DeHond v. Nyquist

Decision Date29 January 1971
Citation65 Misc.2d 526,318 N.Y.S.2d 650
PartiesIn the Matter of Gordon J. DeHOND, Petitioner, v. Ewald B. NYQUIST, as Commissioner of Education of the State of New York and William J. Towler, III and Mary Anna Towler, for Judgment under CPLR Article 78, Respondents.
CourtNew York Supreme Court

Wiser, Shaw, Freeman, Van Graafeiland, Harter & Secrest, Rochester (James A. Locke, Long Island City, of counsel), for petitioner.

Robert D. Stone and John P. Jehu, Albany, for respondent, Commissioner of Education.

Stephen M. Jacobstein, Rochester, for respondents William J. Towler, III and Mary Anna Towler.

GEORGE L. COBB, Justice.

In this article 78 proceeding the petitioner seeks an order prohibiting the Commissioner of Education (hereinafter 'Commissioner') from determining an appeal which challenges petitioner's right to serve as a member of the Board of Education of the City School District of the City of Rochester.

On November 4, 1969, at a municipal election of the City of Rochester, the petitioner was elected to the Board of Education. He filed his oath of office on December 31, 1969 and on January 2, 1970 he attended his first meeting of the board. Shortly thereafter the respondents, William J. Towler, III, and Mary Anna Towler, residents of the City of Rochester, took an appeal to the Commissioner to have petitioner declared ineligible to serve as a member of the Board of Education on the ground that he had not been a resident of the City of Rochester for three years preceding the date of his election, as required by subdivision 1 of section 2553 of the Education Law.
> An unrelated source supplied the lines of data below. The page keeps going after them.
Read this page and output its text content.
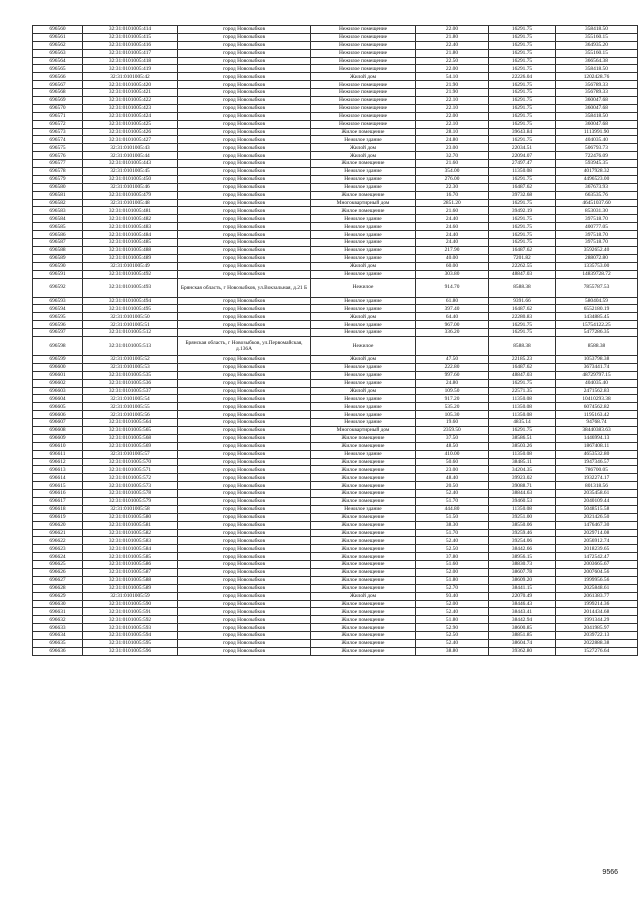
696560	32:31:0101005:414	город Новозыбков	Нежилое помещение	22.00	16291.75	358418.50
696561	32:31:0101005:415	город Новозыбков	Нежилое помещение	21.80	16291.75	355160.15
696562	32:31:0101005:416	город Новозыбков	Нежилое помещение	22.40	16291.75	364935.20
696563	32:31:0101005:417	город Новозыбков	Нежилое помещение	21.80	16291.75	355160.15
696564	32:31:0101005:418	город Новозыбков	Нежилое помещение	22.50	16291.75	366564.38
696565	32:31:0101005:419	город Новозыбков	Нежилое помещение	22.00	16291.75	358418.50
696566	32:31:0101005:42	город Новозыбков	Жилой дом	54.10	22226.04	1202428.76
696567	32:31:0101005:420	город Новозыбков	Нежилое помещение	21.90	16291.75	356789.33
696568	32:31:0101005:421	город Новозыбков	Нежилое помещение	21.90	16291.75	356789.33
696569	32:31:0101005:422	город Новозыбков	Нежилое помещение	22.10	16291.75	360047.68
696570	32:31:0101005:423	город Новозыбков	Нежилое помещение	22.10	16291.75	360047.68
696571	32:31:0101005:424	город Новозыбков	Нежилое помещение	22.00	16291.75	358418.50
696572	32:31:0101005:425	город Новозыбков	Нежилое помещение	22.10	16291.75	360047.68
696573	32:31:0101005:426	город Новозыбков	Жилое помещение	28.10	39643.84	1113991.90
696574	32:31:0101005:427	город Новозыбков	Нежилое здание	24.80	16291.75	404035.40
696575	32:31:0101005:43	город Новозыбков	Жилой дом	23.00	22034.51	506793.73
696576	32:31:0101005:44	город Новозыбков	Жилой дом	32.70	22094.07	722476.09
696577	32:31:0101005:443	город Новозыбков	Жилое помещение	21.60	27497.47	593945.35
696578	32:31:0101005:45	город Новозыбков	Нежилое здание	354.00	11350.08	4017928.32
696579	32:31:0101005:450	город Новозыбков	Нежилое здание	276.00	16291.75	4496523.00
696580	32:31:0101005:46	город Новозыбков	Нежилое здание	22.30	16487.62	367673.93
696581	32:31:0101005:479	город Новозыбков	Жилое помещение	16.70	39732.68	663535.76
696582	32:31:0101005:48	город Новозыбков	Многоквартирный дом	2851.20	16291.75	46451037.60
696583	32:31:0101005:481	город Новозыбков	Жилое помещение	21.60	39492.19	853031.30
696584	32:31:0101005:482	город Новозыбков	Нежилое здание	24.40	16291.75	397518.70
696585	32:31:0101005:483	город Новозыбков	Нежилое здание	24.60	16291.75	400777.05
696586	32:31:0101005:484	город Новозыбков	Нежилое здание	24.40	16291.75	397518.70
696587	32:31:0101005:485	город Новозыбков	Нежилое здание	24.40	16291.75	397518.70
696588	32:31:0101005:488	город Новозыбков	Нежилое здание	217.90	16487.62	3592652.40
696589	32:31:0101005:489	город Новозыбков	Нежилое здание	40.00	7201.82	288072.80
696590	32:31:0101005:49	город Новозыбков	Жилой дом	60.00	22262.55	1335753.00
696591	32:31:0101005:492	город Новозыбков	Нежилое здание	303.80	48847.03	14839728.72
696592	32:31:0101005:493	Брянская область, г Новозыбков, ул.Вокзальная, д.21 Б	Нежилое	914.70	8588.38	7855787.53
696593	32:31:0101005:494	город Новозыбков	Нежилое здание	61.80	9391.66	580404.59
696594	32:31:0101005:495	город Новозыбков	Нежилое здание	397.40	16487.62	6552180.19
696595	32:31:0101005:50	город Новозыбков	Жилой дом	64.40	22280.83	1434885.45
696596	32:31:0101005:51	город Новозыбков	Нежилое здание	967.00	16291.75	15754122.25
696597	32:31:0101005:512	город Новозыбков	Нежилое здание	336.20	16291.75	5477286.35
696598	32:31:0101005:513	Брянская область, г Новозыбков, ул.Первомайская, д.136А	Нежилое		8588.38	8588.38
696599	32:31:0101005:52	город Новозыбков	Жилой дом	47.50	22185.23	1053798.38
696600	32:31:0101005:53	город Новозыбков	Нежилое здание	222.80	16487.62	3673441.74
696601	32:31:0101005:535	город Новозыбков	Нежилое здание	997.60	48847.03	48729797.15
696602	32:31:0101005:536	город Новозыбков	Нежилое здание	24.80	16291.75	404035.40
696603	32:31:0101005:537	город Новозыбков	Жилой дом	109.50	22571.35	2471562.83
696604	32:31:0101005:54	город Новозыбков	Нежилое здание	917.20	11350.08	10410293.38
696605	32:31:0101005:55	город Новозыбков	Нежилое здание	535.20	11350.08	6074562.82
696606	32:31:0101005:56	город Новозыбков	Нежилое здание	105.30	11350.08	1195163.42
696607	32:31:0101005:564	город Новозыбков	Нежилое здание	19.60	4835.14	94768.74
696608	32:31:0101005:565	город Новозыбков	Многоквартирный дом	2359.50	16291.75	38440383.63
696609	32:31:0101005:568	город Новозыбков	Жилое помещение	37.50	38586.51	1446994.13
696610	32:31:0101005:569	город Новозыбков	Жилое помещение	48.50	38503.26	1867408.11
696611	32:31:0101005:57	город Новозыбков	Нежилое здание	410.00	11350.08	4653532.80
696612	32:31:0101005:570	город Новозыбков	Жилое помещение	50.60	38485.11	1947346.57
696613	32:31:0101005:571	город Новозыбков	Жилое помещение	23.00	34204.35	786700.05
696614	32:31:0101005:572	город Новозыбков	Жилое помещение	48.40	39923.02	1932274.17
696615	32:31:0101005:573	город Новозыбков	Жилое помещение	20.50	39088.71	801318.56
696616	32:31:0101005:578	город Новозыбков	Жилое помещение	52.40	38844.63	2035458.61
696617	32:31:0101005:579	город Новозыбков	Жилое помещение	51.70	39460.53	2040109.44
696618	32:31:0101005:58	город Новозыбков	Нежилое здание	444.80	11350.08	5048515.58
696619	32:31:0101005:580	город Новозыбков	Жилое помещение	51.50	39251.00	2021426.50
696620	32:31:0101005:581	город Новозыбков	Жилое помещение	38.30	38550.06	1476467.30
696621	32:31:0101005:582	город Новозыбков	Жилое помещение	51.70	39259.46	2029714.08
696622	32:31:0101005:583	город Новозыбков	Жилое помещение	52.40	39254.06	2056912.74
696623	32:31:0101005:584	город Новозыбков	Жилое помещение	52.50	38442.66	2018239.65
696624	32:31:0101005:585	город Новозыбков	Жилое помещение	37.80	38956.15	1472542.47
696625	32:31:0101005:586	город Новозыбков	Жилое помещение	51.60	38830.73	2003665.67
696626	32:31:0101005:587	город Новозыбков	Жилое помещение	52.00	38607.78	2007604.56
696627	32:31:0101005:588	город Новозыбков	Жилое помещение	51.80	38609.20	1999956.56
696628	32:31:0101005:589	город Новозыбков	Жилое помещение	52.70	38441.15	2025848.61
696629	32:31:0101005:59	город Новозыбков	Жилой дом	93.40	22070.49	2061383.77
696630	32:31:0101005:590	город Новозыбков	Жилое помещение	52.00	38446.43	1999214.36
696631	32:31:0101005:591	город Новозыбков	Жилое помещение	52.40	38443.41	2014434.68
696632	32:31:0101005:592	город Новозыбков	Жилое помещение	51.80	38442.94	1991344.29
696633	32:31:0101005:593	город Новозыбков	Жилое помещение	52.90	38600.85	2041985.97
696634	32:31:0101005:594	город Новозыбков	Жилое помещение	52.50	38851.85	2039722.13
696635	32:31:0101005:595	город Новозыбков	Жилое помещение	52.40	38604.74	2022888.38
696636	32:31:0101005:596	город Новозыбков	Жилое помещение	38.80	39362.80	1527276.64
9566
The issue raised by this prohibition proceeding is whether the Commissioner has jurisdiction to entertain and determine this appeal.
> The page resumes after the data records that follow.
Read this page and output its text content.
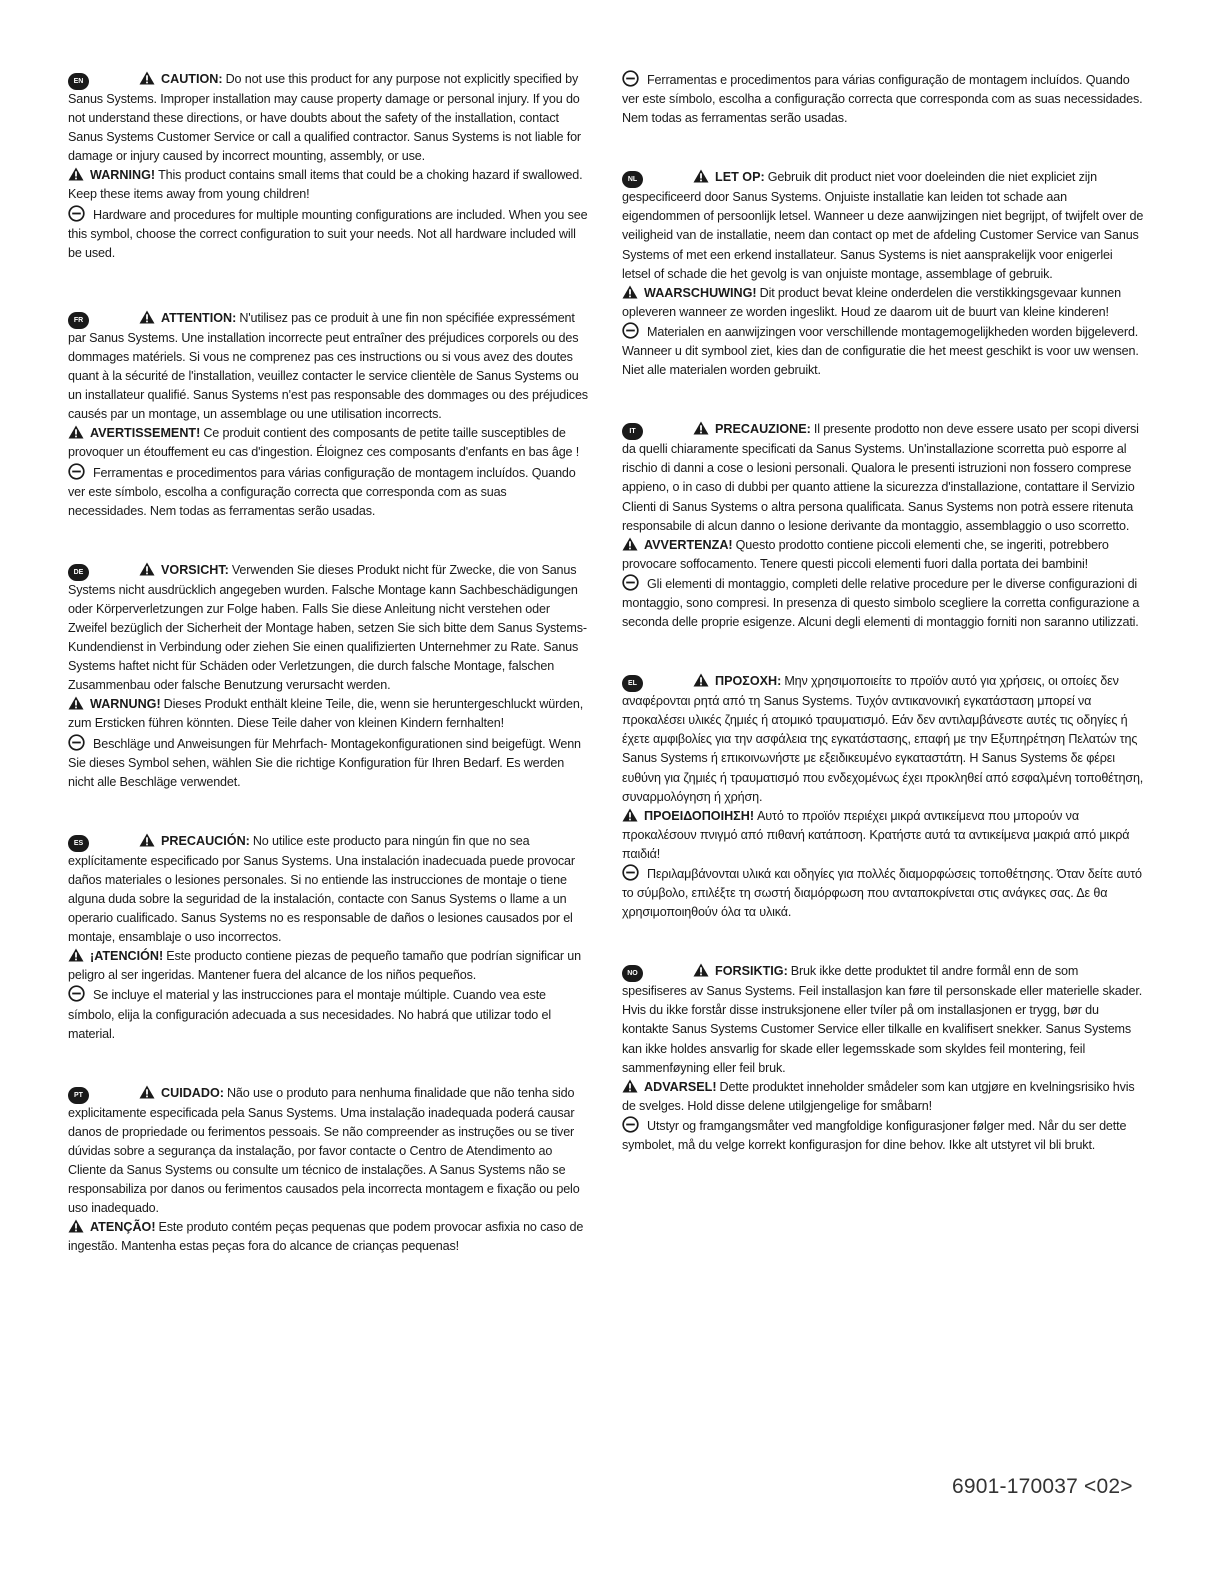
EN	CAUTION: Do not use this product for any purpose not explicitly specified by Sanus Systems. Improper installation may cause property damage or personal injury. If you do not understand these directions, or have doubts about the safety of the installation, contact Sanus Systems Customer Service or call a qualified contractor. Sanus Systems is not liable for damage or injury caused by incorrect mounting, assembly, or use.

WARNING! This product contains small items that could be a choking hazard if swallowed. Keep these items away from young children!

Hardware and procedures for multiple mounting configurations are included. When you see this symbol, choose the correct configuration to suit your needs. Not all hardware included will be used.

FR	ATTENTION: N'utilisez pas ce produit à une fin non spécifiée expressément par Sanus Systems. Une installation incorrecte peut entraîner des préjudices corporels ou des dommages matériels. Si vous ne comprenez pas ces instructions ou si vous avez des doutes quant à la sécurité de l'installation, veuillez contacter le service clientèle de Sanus Systems ou un installateur qualifié. Sanus Systems n'est pas responsable des dommages ou des préjudices causés par un montage, un assemblage ou une utilisation incorrects.

AVERTISSEMENT! Ce produit contient des composants de petite taille susceptibles de provoquer un étouffement eu cas d'ingestion. Éloignez ces composants d'enfants en bas âge !

Ferramentas e procedimentos para várias configuração de montagem incluídos. Quando ver este símbolo, escolha a configuração correcta que corresponda com as suas necessidades. Nem todas as ferramentas serão usadas.

DE	VORSICHT: Verwenden Sie dieses Produkt nicht für Zwecke, die von Sanus Systems nicht ausdrücklich angegeben wurden. Falsche Montage kann Sachbeschädigungen oder Körperverletzungen zur Folge haben. Falls Sie diese Anleitung nicht verstehen oder Zweifel bezüglich der Sicherheit der Montage haben, setzen Sie sich bitte dem Sanus Systems-Kundendienst in Verbindung oder ziehen Sie einen qualifizierten Unternehmer zu Rate. Sanus Systems haftet nicht für Schäden oder Verletzungen, die durch falsche Montage, falschen Zusammenbau oder falsche Benutzung verursacht werden.

WARNUNG! Dieses Produkt enthält kleine Teile, die, wenn sie heruntergeschluckt würden, zum Ersticken führen könnten. Diese Teile daher von kleinen Kindern fernhalten!

Beschläge und Anweisungen für Mehrfach- Montagekonfigurationen sind beigefügt. Wenn Sie dieses Symbol sehen, wählen Sie die richtige Konfiguration für Ihren Bedarf. Es werden nicht alle Beschläge verwendet.

ES	PRECAUCIÓN: No utilice este producto para ningún fin que no sea explícitamente especificado por Sanus Systems. Una instalación inadecuada puede provocar daños materiales o lesiones personales. Si no entiende las instrucciones de montaje o tiene alguna duda sobre la seguridad de la instalación, contacte con Sanus Systems o llame a un operario cualificado. Sanus Systems no es responsable de daños o lesiones causados por el montaje, ensamblaje o uso incorrectos.

¡ATENCIÓN! Este producto contiene piezas de pequeño tamaño que podrían significar un peligro al ser ingeridas. Mantener fuera del alcance de los niños pequeños.

Se incluye el material y las instrucciones para el montaje múltiple. Cuando vea este símbolo, elija la configuración adecuada a sus necesidades. No habrá que utilizar todo el material.

PT	CUIDADO: Não use o produto para nenhuma finalidade que não tenha sido explicitamente especificada pela Sanus Systems. Uma instalação inadequada poderá causar danos de propriedade ou ferimentos pessoais. Se não compreender as instruções ou se tiver dúvidas sobre a segurança da instalação, por favor contacte o Centro de Atendimento ao Cliente da Sanus Systems ou consulte um técnico de instalações. A Sanus Systems não se responsabiliza por danos ou ferimentos causados pela incorrecta montagem e fixação ou pelo uso inadequado.

ATENÇÃO! Este produto contém peças pequenas que podem provocar asfixia no caso de ingestão. Mantenha estas peças fora do alcance de crianças pequenas!

Ferramentas e procedimentos para várias configuração de montagem incluídos. Quando ver este símbolo, escolha a configuração correcta que corresponda com as suas necessidades. Nem todas as ferramentas serão usadas.

NL	LET OP: Gebruik dit product niet voor doeleinden die niet expliciet zijn gespecificeerd door Sanus Systems. Onjuiste installatie kan leiden tot schade aan eigendommen of persoonlijk letsel. Wanneer u deze aanwijzingen niet begrijpt, of twijfelt over de veiligheid van de installatie, neem dan contact op met de afdeling Customer Service van Sanus Systems of met een erkend installateur. Sanus Systems is niet aansprakelijk voor enigerlei letsel of schade die het gevolg is van onjuiste montage, assemblage of gebruik.

WAARSCHUWING! Dit product bevat kleine onderdelen die verstikkingsgevaar kunnen opleveren wanneer ze worden ingeslikt. Houd ze daarom uit de buurt van kleine kinderen!

Materialen en aanwijzingen voor verschillende montagemogelijkheden worden bijgeleverd. Wanneer u dit symbool ziet, kies dan de configuratie die het meest geschikt is voor uw wensen. Niet alle materialen worden gebruikt.

IT	PRECAUZIONE: Il presente prodotto non deve essere usato per scopi diversi da quelli chiaramente specificati da Sanus Systems. Un'installazione scorretta può esporre al rischio di danni a cose o lesioni personali. Qualora le presenti istruzioni non fossero comprese appieno, o in caso di dubbi per quanto attiene la sicurezza d'installazione, contattare il Servizio Clienti di Sanus Systems o altra persona qualificata. Sanus Systems non potrà essere ritenuta responsabile di alcun danno o lesione derivante da montaggio, assemblaggio o uso scorretto.

AVVERTENZA! Questo prodotto contiene piccoli elementi che, se ingeriti, potrebbero provocare soffocamento. Tenere questi piccoli elementi fuori dalla portata dei bambini!

Gli elementi di montaggio, completi delle relative procedure per le diverse configurazioni di montaggio, sono compresi. In presenza di questo simbolo scegliere la corretta configurazione a seconda delle proprie esigenze. Alcuni degli elementi di montaggio forniti non saranno utilizzati.

EL	ΠΡΟΣΟΧΗ: Μην χρησιμοποιείτε το προϊόν αυτό για χρήσεις, οι οποίες δεν αναφέρονται ρητά από τη Sanus Systems. Τυχόν αντικανονική εγκατάσταση μπορεί να προκαλέσει υλικές ζημιές ή ατομικό τραυματισμό. Εάν δεν αντιλαμβάνεστε αυτές τις οδηγίες ή έχετε αμφιβολίες για την ασφάλεια της εγκατάστασης, επαφή με την Εξυπηρέτηση Πελατών της Sanus Systems ή επικοινωνήστε με εξειδικευμένο εγκαταστάτη. Η Sanus Systems δε φέρει ευθύνη για ζημιές ή τραυματισμό που ενδεχομένως έχει προκληθεί από εσφαλμένη τοποθέτηση, συναρμολόγηση ή χρήση.

ΠΡΟΕΙΔΟΠΟΙΗΣΗ! Αυτό το προϊόν περιέχει μικρά αντικείμενα που μπορούν να προκαλέσουν πνιγμό από πιθανή κατάποση. Κρατήστε αυτά τα αντικείμενα μακριά από μικρά παιδιά!

Περιλαμβάνονται υλικά και οδηγίες για πολλές διαμορφώσεις τοποθέτησης. Όταν δείτε αυτό το σύμβολο, επιλέξτε τη σωστή διαμόρφωση που ανταποκρίνεται στις ανάγκες σας. Δε θα χρησιμοποιηθούν όλα τα υλικά.

NO	FORSIKTIG: Bruk ikke dette produktet til andre formål enn de som spesifiseres av Sanus Systems. Feil installasjon kan føre til personskade eller materielle skader. Hvis du ikke forstår disse instruksjonene eller tvíler på om installasjonen er trygg, bør du kontakte Sanus Systems Customer Service eller tilkalle en kvalifisert snekker. Sanus Systems kan ikke holdes ansvarlig for skade eller legemsskade som skyldes feil montering, feil sammenføyning eller feil bruk.

ADVARSEL! Dette produktet inneholder smådeler som kan utgjøre en kvelningsrisiko hvis de svelges. Hold disse delene utilgjengelige for småbarn!

Utstyr og framgangsmåter ved mangfoldige konfigurasjoner følger med. Når du ser dette symbolet, må du velge korrekt konfigurasjon for dine behov. Ikke alt utstyret vil bli brukt.

6901-170037 <02>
The appeal in question does not challenge the validity of the election at which the petitioner was elected. Therefore, sections 2037 and 2038 of the Education Law, which relate to the Commissioner's authority to determine election disputes, are not applicable to this appeal.

The authority of the Commissioner to entertain and determine this appeal is conferred by section 310 of the Education Law. Under the language of this section the Commissioner has been vested with broad jurisdiction to review educational matters. The Court of Appeals has said 'that section 310 was intended to confer a wide sweep of power upon the Commissioner (see Bullock v. Cooley, 225 N.Y. 566, 576--577, 122 N.E. 630, 633, supra)' (Matter of Board of Educ. of City of New York v. Allen, 6 N.Y.2d 127, 137, 188 N.Y.S.2d 515, 521, 160 N.E.2d 60, 65). The section itself reads, in part as follows:

'Any person conceiving himself aggrieved may appeal or petition to the commissioner of education who is hereby authorized and required to examine and decide the same * * *. Such appeal or petition may be made in consequence of any action: * * *

'7. By any other official act or decision of any officer, school authorities, or meetings concerning any other matter under this chapter, or any other act pertaining to common schools'.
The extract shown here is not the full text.